Joppa is the name in the English Bible for the ancient sea port of Jaffa (derived from ancient Hebrew word yafah, meaning "beautiful"). The cedars of Lebanon for the Second Temple of Jerusalem (Ezra 3:7) were landed here and then taken East to Jerusalem as had been the cedar for Solomon's Temple (2 Chronicles 2:16)

Jamnia

The Greek name for town south of Jaffa. After the fall of Jerusalem (A.D. 70), it became one of the most populous cities. (Hebrew Jabneel Meaning: built by God)

During the seige of Jerusalem, a Rabbi ordered a coffin and had himself carried in it to the Roman army beyond the walls - as a symbol of the subjugation of his people. Titus agreed to his request to be allowed to establish an academy at Jamnia. For the next fifty years distinguished scholars from around the world gathered at Jamnia to debate the many differing versions of the ancient sacred texts. The result was an agreed Hebrew text, that would be carefully copied by scribes for over a thousand years until printed copies were produced in 1488. At the time this monumental scholarly work was compared to the rebuilding of Solomon's Temple.

These printed Hebrew scriptures were translated into German by Martin Luther and also used by the scholars, who produced the English Bible for King James in 1611. The Company of Stationers paid the costs associated with this revision of the English Bible. About ninety percent of Tyndale's translation was retained to comply with the direction to retain familiar biblical names and popular passages. Among the new words introduced were allegory and victim from the Douai Bible, which had been translated into English from Latin.

Tel Aviv

Tel Aviv (Spring Hill) was founded in 1909 on the outskirts of the ancient port city of Jaffa (to the north). The growth of Tel Aviv soon outpaced Jaffa, which was largely Arab at the time.

The concept for a new garden city, to be called Tel Aviv, was developed on the sand dunes outside Jaffa in 1909. British urban planner Patrick Geddes, who had previously worked on town-planning in New Delhi, was commissioned by Tel Aviv's first mayor, Meir Dizengoff, to draw up a master plan for the new city. Geddes worked from 1925 to 1927 on the plan, which was accepted in full by the council. The view of British Mandatory authorities seemed to have been supportive. Patrick Geddes laid out the streets and decided on block size and utilisation. But he did not prescribe an architectural style for the buildings in the new city. By 1933, many Jewish architects of the Bauhaus school in Germany, which was closed down on the orders of the Nazis, fled to the British Mandate of Palestine. The residential and public buildings were designed by these Bauhaus-trained architects, who took advantage of the absence of established architectural conventions to put the Bauhaus principles into practice.
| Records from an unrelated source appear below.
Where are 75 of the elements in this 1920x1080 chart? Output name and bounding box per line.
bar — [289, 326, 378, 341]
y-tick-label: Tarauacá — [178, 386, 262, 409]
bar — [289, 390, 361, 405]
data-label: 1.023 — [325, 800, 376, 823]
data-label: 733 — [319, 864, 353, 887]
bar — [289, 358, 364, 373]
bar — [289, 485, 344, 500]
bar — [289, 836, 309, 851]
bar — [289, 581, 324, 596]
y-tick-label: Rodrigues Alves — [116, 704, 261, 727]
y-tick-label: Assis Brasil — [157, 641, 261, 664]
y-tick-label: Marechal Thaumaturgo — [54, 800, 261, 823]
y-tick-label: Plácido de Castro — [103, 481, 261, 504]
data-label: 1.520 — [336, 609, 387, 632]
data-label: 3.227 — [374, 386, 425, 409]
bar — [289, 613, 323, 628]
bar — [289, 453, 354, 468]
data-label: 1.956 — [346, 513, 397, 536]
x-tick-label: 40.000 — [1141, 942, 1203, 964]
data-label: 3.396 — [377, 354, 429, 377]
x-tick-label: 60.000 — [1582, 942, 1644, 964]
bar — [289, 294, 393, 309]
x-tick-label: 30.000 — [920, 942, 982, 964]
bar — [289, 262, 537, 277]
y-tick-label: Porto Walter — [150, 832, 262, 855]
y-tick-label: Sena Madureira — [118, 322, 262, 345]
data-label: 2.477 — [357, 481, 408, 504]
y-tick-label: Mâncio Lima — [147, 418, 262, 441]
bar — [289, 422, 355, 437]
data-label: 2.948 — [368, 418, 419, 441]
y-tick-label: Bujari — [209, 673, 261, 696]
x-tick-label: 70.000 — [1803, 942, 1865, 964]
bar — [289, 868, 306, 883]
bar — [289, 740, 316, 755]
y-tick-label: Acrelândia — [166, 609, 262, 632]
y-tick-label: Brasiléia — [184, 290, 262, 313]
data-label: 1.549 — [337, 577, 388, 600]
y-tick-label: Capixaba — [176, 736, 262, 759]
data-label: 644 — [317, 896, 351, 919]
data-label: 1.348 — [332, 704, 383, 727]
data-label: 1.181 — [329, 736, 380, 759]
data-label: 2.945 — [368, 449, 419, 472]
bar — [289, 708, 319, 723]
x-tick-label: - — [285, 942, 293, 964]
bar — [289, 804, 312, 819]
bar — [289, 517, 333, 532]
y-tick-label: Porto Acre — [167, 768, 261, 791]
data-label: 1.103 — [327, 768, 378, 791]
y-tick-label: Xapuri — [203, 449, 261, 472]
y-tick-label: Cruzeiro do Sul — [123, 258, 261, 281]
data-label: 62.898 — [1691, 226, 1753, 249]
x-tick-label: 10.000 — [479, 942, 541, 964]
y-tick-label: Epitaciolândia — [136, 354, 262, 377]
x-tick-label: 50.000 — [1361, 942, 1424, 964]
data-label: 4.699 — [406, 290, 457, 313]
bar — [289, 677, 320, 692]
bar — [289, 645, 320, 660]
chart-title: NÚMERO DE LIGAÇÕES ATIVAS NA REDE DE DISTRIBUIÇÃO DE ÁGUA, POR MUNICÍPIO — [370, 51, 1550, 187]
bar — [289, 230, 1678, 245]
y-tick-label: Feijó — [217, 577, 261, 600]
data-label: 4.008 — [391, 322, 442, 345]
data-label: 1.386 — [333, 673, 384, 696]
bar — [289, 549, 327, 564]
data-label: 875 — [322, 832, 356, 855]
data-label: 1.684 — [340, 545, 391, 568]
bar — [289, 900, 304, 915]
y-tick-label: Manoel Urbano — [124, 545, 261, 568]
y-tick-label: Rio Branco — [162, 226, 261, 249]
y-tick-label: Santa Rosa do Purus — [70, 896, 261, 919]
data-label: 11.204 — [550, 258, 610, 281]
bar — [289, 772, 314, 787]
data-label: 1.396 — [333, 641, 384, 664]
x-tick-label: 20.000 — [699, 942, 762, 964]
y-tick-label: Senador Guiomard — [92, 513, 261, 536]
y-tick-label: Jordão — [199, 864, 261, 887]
The Bauhaus style, with its emphasis on functionality and inexpensive building materials, was perceived as ideal in Tel Aviv. In 2004, United Nations Educational, Scientific and Cultural Organization (UNESCO) named Tel Aviv a World Heritage Site for its treasure of Bauhaus architecture. Tel Aviv's White City is home to more buildings in the Bauhaus - or Modern Movement - style than anywhere in the world.

The romantic name Tel Aviv ("Hill of Spring") was chosen for the new community in 1910 partly because of its associations with rebirth and revitalization, and partly because it recalled the vision of Ezekiel. In the biblical Tel Aviv of Babylon, the exiled prophet saw the vision of animated dry bones, which drew him back to Israel.